# griffonnier



## Nichi953

Buongiorno a tutti.
Vorrei sapere la traduzione del termine "griffonnier".
L'ho trovato in un testo in accoppiata con "griffoneur" che si può tradurre con scribacchino o imbrattacarte.
Ma non riesco a tradurre "griffonnier"...
Grazie per l'aiuto.


----------



## Paulfromitaly

Salve

puoi postare l'intera frase e dirci di cosa parla il testo?


Cosa significa "*aggiungere il contesto*"?


----------



## Nichi953

Ecco la frase:
Et si un chat se mêlait d'écrire, aspirait à être, non un griffoneur ou un griffonnier, mais un véritable écrivain?

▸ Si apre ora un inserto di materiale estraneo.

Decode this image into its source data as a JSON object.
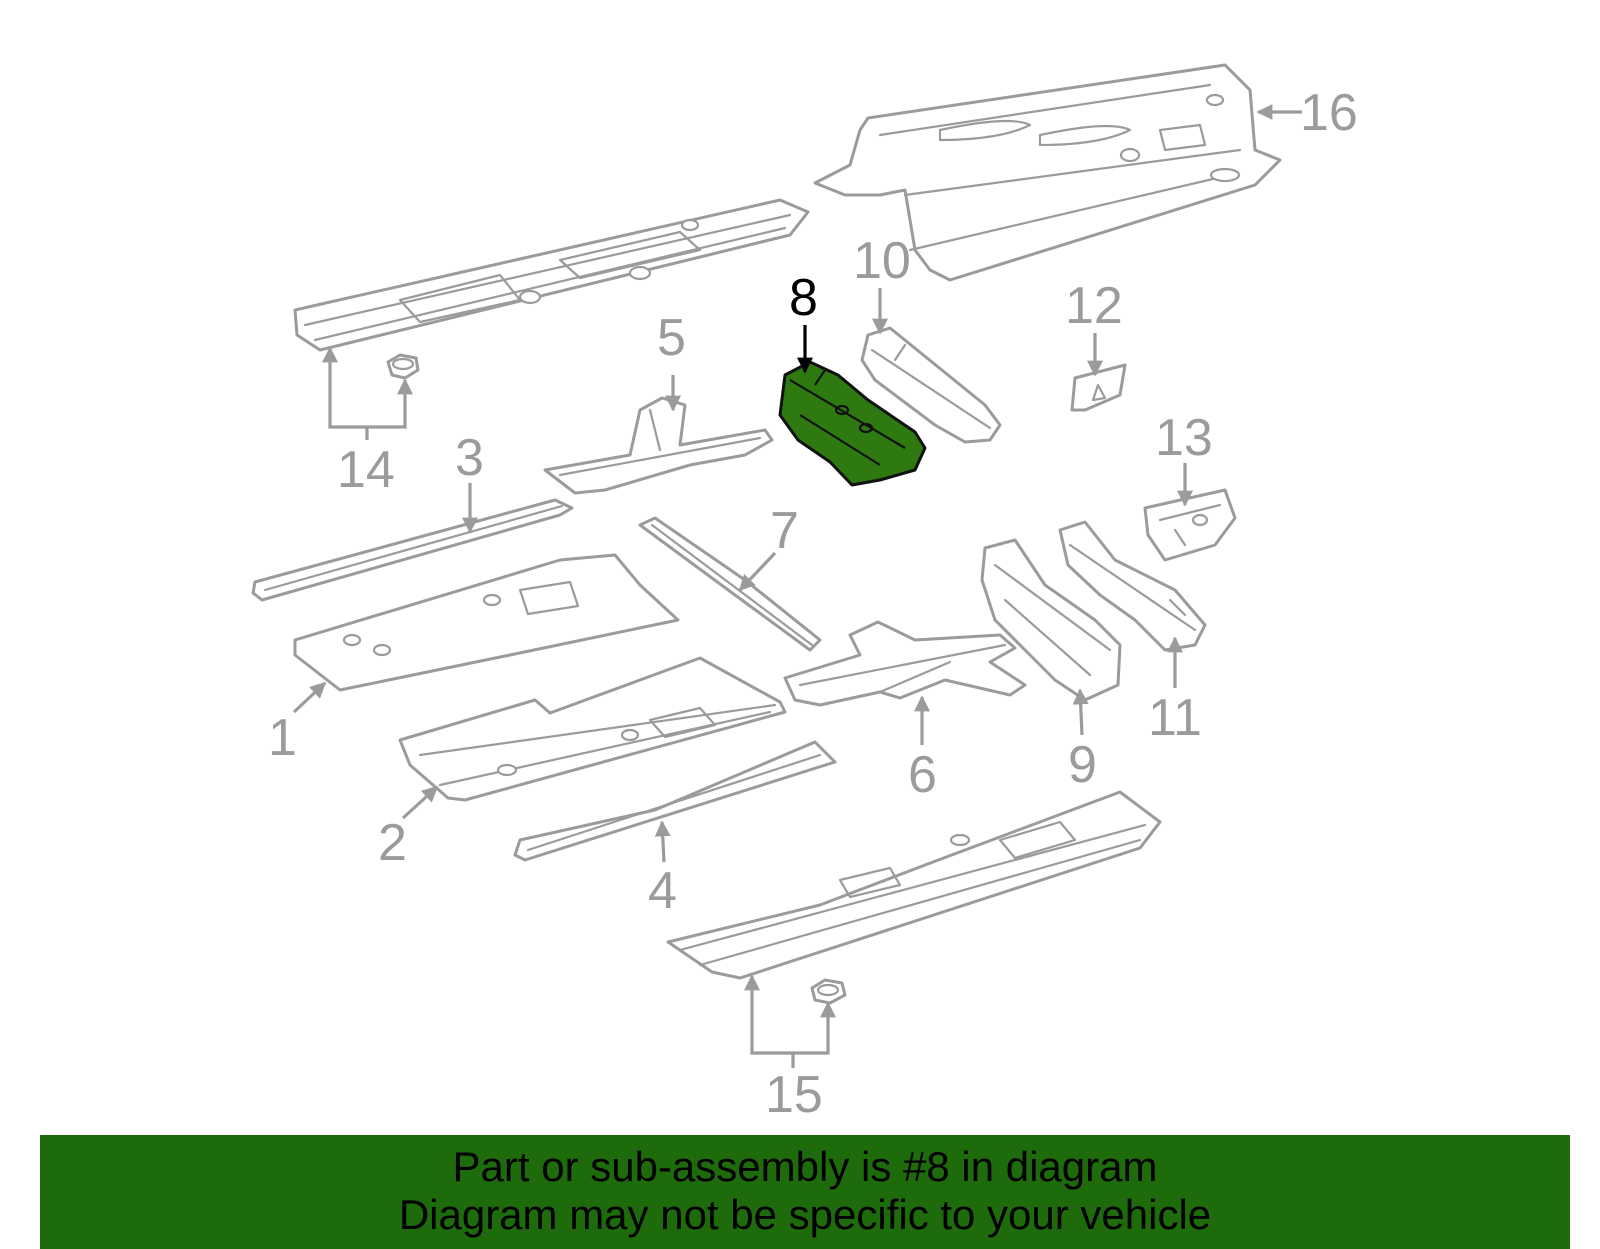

Il testo è un saggio sul romanzo Il gatto Murr di Hoffmann.


----------



## LesCopainsd'abord

Buon giorno,

Non so come tradurlo, ma ho trovato questa definizione per "griffonnier" qui: 
Dictionnaires d'autrefois: Public Version

E quella per "griffonneur" qui :
http://www.cnrtl.fr/definition/griffonneur

Spero che ti aiutera a trovare un termine appropriato.
Saluti.


----------



## lorenzos

Scrittorucolo, scrittoruccio.
(scrittore della domenica/da quattro soldi, Balzac in sedicesimo)


----------



## Nichi953

Grazie per le indicaioni LesCopainsd'abord. Molto utili. Non conoscevo il sito.

per lorenzos: non capisco l'espressione Balzac in sedicesimo.
Secondo te potrei tradurre griffonier con scrittorucolo?


----------



## lorenzos

Direi proprio di sì: "non uno scribacchino o uno scrittorucolo".
Sul sedicesimo vedi questa discussione.


----------



## Nichi953

Grazie per le cortesi risposte!


----------



## LesCopainsd'abord

Nichi953 said:


> Grazie per le indicaioni LesCopainsd'abord. Molto utili. Non conoscevo il sito.
> 
> Piacere !


----------



## LesCopainsd'abord

lorenzos said:


> Direi proprio di sì: "non uno scribacchino o uno scrittorucolo".
> Sul sedicesimo vedi questa discussione.




Magnifico ! lorenzos, inesauseribile fonte di sapienza !


----------



## lorenzos

Prego, @Nichi953 
Grazie @LesCopainsd'abord sempre troppo gentile, troppo!


----------